🤖 AI Summary
Existing reward alignment algorithms rely on SDE-based sampling to realize Markov transitions, improving alignment between flow matching and diffusion models but suffering from significantly lower computational efficiency than ODE-based sampling—introducing an inherent trade-off between stochasticity and inference speed. This work proposes GLASS Flows, a nested flow-matching framework that implicitly constructs “flow matching within flow matching” inside pre-trained models, enabling extraction of inner structures without retraining. It thus unifies the computational efficiency of ODE solvers with the stochastic evolution capability of SDEs. Integrated with Feynman–Kac steering for reward-aligned optimization, GLASS Flows offers a plug-and-play, inference-time extension. Evaluated on large-scale text-to-image generation, it achieves state-of-the-art performance, substantially improving both sample quality and sampling efficiency.
📝 Abstract
The performance of flow matching and diffusion models can be greatly improved at inference time using reward alignment algorithms, yet efficiency remains a major limitation. While several algorithms were proposed, we demonstrate that a common bottleneck is the sampling method these algorithms rely on: many algorithms require to sample Markov transitions via SDE sampling, which is significantly less efficient and often less performant than ODE sampling. To remove this bottleneck, we introduce GLASS Flows, a new sampling paradigm that simulates a "flow matching model within a flow matching model" to sample Markov transitions.
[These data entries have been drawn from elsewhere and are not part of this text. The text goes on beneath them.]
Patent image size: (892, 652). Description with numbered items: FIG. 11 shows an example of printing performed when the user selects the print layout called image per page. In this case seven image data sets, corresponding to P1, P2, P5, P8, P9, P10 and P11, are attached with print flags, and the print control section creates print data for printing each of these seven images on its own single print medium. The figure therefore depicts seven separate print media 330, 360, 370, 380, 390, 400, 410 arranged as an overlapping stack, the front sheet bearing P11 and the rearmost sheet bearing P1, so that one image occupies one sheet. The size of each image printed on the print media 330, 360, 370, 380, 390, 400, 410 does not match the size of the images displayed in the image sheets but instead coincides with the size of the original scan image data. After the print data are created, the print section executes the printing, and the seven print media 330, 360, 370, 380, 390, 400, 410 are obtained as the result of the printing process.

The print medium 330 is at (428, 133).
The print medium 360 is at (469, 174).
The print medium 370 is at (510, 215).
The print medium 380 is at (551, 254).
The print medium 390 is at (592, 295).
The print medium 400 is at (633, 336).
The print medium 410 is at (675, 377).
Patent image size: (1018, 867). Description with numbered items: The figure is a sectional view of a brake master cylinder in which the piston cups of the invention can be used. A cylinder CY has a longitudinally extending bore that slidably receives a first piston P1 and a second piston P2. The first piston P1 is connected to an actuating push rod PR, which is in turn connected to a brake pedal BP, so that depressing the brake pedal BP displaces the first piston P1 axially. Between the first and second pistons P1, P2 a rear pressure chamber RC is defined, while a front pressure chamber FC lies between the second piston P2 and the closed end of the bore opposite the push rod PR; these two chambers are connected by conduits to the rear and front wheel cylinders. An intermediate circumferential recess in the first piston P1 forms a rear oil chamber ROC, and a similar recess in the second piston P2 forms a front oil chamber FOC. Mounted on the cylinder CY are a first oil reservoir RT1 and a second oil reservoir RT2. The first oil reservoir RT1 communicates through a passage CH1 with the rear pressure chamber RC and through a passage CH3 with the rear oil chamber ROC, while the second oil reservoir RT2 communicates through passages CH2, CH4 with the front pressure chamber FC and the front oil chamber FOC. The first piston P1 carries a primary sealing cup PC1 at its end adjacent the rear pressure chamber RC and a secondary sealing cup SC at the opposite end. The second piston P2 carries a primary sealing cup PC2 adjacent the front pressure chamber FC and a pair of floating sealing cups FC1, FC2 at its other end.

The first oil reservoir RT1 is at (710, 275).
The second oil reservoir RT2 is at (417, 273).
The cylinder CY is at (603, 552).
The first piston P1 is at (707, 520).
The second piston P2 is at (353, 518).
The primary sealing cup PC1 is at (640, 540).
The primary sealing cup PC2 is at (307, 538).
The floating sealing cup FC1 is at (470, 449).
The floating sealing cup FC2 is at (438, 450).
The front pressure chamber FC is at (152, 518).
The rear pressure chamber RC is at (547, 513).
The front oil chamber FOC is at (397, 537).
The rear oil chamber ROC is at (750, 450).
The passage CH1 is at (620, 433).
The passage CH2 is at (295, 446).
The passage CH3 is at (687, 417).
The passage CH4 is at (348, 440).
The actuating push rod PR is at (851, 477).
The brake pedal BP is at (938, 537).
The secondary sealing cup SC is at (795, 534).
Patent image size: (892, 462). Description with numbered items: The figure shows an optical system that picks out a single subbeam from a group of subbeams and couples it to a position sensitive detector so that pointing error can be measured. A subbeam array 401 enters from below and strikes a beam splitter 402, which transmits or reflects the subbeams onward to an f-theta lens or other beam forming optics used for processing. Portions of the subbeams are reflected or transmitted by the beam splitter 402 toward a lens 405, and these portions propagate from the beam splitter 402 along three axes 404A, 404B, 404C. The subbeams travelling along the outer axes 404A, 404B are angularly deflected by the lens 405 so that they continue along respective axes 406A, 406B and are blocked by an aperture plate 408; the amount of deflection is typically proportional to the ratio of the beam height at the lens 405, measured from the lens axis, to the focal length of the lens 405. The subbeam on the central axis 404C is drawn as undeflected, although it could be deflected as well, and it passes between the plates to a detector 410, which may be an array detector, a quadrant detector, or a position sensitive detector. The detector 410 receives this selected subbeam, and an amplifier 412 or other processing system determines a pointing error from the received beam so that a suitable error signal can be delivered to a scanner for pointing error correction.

As we show in this work, this "inner" flow matching model can be retrieved from a pre-trained model without any re-training, combining the efficiency of ODEs with the stochastic evolution of SDEs. On large-scale text-to-image models, we show that GLASS Flows eliminate the trade-off between stochastic evolution and efficiency. Combined with Feynman-Kac Steering, GLASS Flows improve state-of-the-art performance in text-to-image generation, making it a simple, drop-in solution for inference-time scaling of flow and diffusion models.